Paulo Friere, an influential Brazilian philosopher of education aimed to eradicate illiteracy in colonised countries. He worked to help people with his philosophy and critical pedagogy. His book Pedagogy of Oppressed (1970) critiques the ‘banking model’ of education in which students are perceived as empty vessels and passive recipients of knowledge. He recommended a dialogical approach, emphasized on mutual learning and critical consciousness. Freire believed that education should be a practice of freedom, enabling students to question and transform their realities.
Indeed, the availability of information beyond the institution of schools has been a challenge for teachers. Presenting his views in Deschooling Society (1971), Ivan Illich, an Austrian philosopher, observed that over-reliance on formal schooling hampers the innate human capacity to learn. Criticising mass schooling, Illich suggested the idea of ‘learning webs’ or informal networks where individuals make and learn in groups based on shared interest and formed by voluntary relationships. The idea is based on peer-to-peer learning.
These positions are not anti-teacher. These are simply calls to reclaim teaching as a human and ethical act. These are learning acts aimed to make learners inquire, ask questions and let learning be driven by learners.
Closer home, exploring the role of teachers in the ancient Hindu education system in India indicates different types of teachers. An upadhyay provides information, adhyapak imparts knowledge, acharya teaches skills, pandit offers insight, drishta offers foresight, and guru bestows wisdom. A comprehensive approach to education is thus designed in this hierarchical structure, blending information dissemination with character building and spiritual guidance.
Reclaiming the teacher
What are teachers navigating today?
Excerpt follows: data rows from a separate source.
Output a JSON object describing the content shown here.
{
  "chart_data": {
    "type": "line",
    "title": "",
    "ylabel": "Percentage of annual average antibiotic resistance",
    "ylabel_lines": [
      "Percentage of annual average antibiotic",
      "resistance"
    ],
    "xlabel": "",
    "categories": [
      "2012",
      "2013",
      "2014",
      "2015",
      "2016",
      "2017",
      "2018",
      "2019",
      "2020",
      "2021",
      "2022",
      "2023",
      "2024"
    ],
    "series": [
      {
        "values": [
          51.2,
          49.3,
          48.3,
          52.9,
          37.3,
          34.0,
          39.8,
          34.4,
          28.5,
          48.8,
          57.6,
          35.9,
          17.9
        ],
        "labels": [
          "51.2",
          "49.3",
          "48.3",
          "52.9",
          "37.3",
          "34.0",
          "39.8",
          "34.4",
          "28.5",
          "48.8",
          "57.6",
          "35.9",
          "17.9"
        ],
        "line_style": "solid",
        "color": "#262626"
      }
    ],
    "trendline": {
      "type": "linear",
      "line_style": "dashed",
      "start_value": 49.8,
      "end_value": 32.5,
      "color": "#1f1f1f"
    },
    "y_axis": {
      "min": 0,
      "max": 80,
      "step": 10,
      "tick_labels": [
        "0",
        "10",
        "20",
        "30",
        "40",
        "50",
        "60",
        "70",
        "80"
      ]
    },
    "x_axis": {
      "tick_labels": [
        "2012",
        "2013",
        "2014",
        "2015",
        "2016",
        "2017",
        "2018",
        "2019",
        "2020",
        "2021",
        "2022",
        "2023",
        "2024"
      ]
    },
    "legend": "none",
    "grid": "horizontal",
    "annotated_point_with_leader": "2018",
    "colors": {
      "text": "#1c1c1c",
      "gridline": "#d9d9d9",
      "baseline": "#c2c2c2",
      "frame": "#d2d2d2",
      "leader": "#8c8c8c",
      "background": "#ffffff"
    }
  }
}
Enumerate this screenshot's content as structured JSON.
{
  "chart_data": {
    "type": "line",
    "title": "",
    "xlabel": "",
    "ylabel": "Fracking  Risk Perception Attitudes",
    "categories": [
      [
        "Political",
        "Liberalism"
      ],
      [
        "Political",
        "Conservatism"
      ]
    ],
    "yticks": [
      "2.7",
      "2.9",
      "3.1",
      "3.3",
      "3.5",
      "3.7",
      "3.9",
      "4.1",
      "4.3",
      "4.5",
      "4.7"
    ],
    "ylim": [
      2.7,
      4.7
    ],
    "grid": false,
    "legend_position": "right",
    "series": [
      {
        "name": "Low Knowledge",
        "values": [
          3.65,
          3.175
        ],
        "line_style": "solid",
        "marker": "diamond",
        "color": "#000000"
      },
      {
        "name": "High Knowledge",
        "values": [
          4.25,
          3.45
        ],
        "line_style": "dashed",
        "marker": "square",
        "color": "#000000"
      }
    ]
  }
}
They are navigating the influence of AI and Google on students and classroom processes: students' immersion in the virtual world, anxiety, attention deficit, information overload, and growing emotional need. Amidst the interconnectedness and profusion of information, teachers are expected to spot the silent struggles, ask the unasked questions, and create safe spaces to fail. They are therapists, content creators, and tech troubleshooters…and they still need to finish the syllabus.
Drawing on the varieties of roles of teacher from history and from across cultures, three roles of a teacher emerge at present:
- curator: to help students to make sense of overwhelming information by providing direction, context, and care;
- connector: to help students to link knowledge with lived experience, values, and inter-disciplinary insights; and
- cultivator: to nurture confidence, curiosity, and empathy.
These are skills no machine can authentically replicate.
Dr. Vandana Talegaonkar is associate professor, School of Liberties and Education, Navrachana University, Vadodara (Gujarat). Talegaonkar is contributing editor, Development News Network (DNN), Gujarat.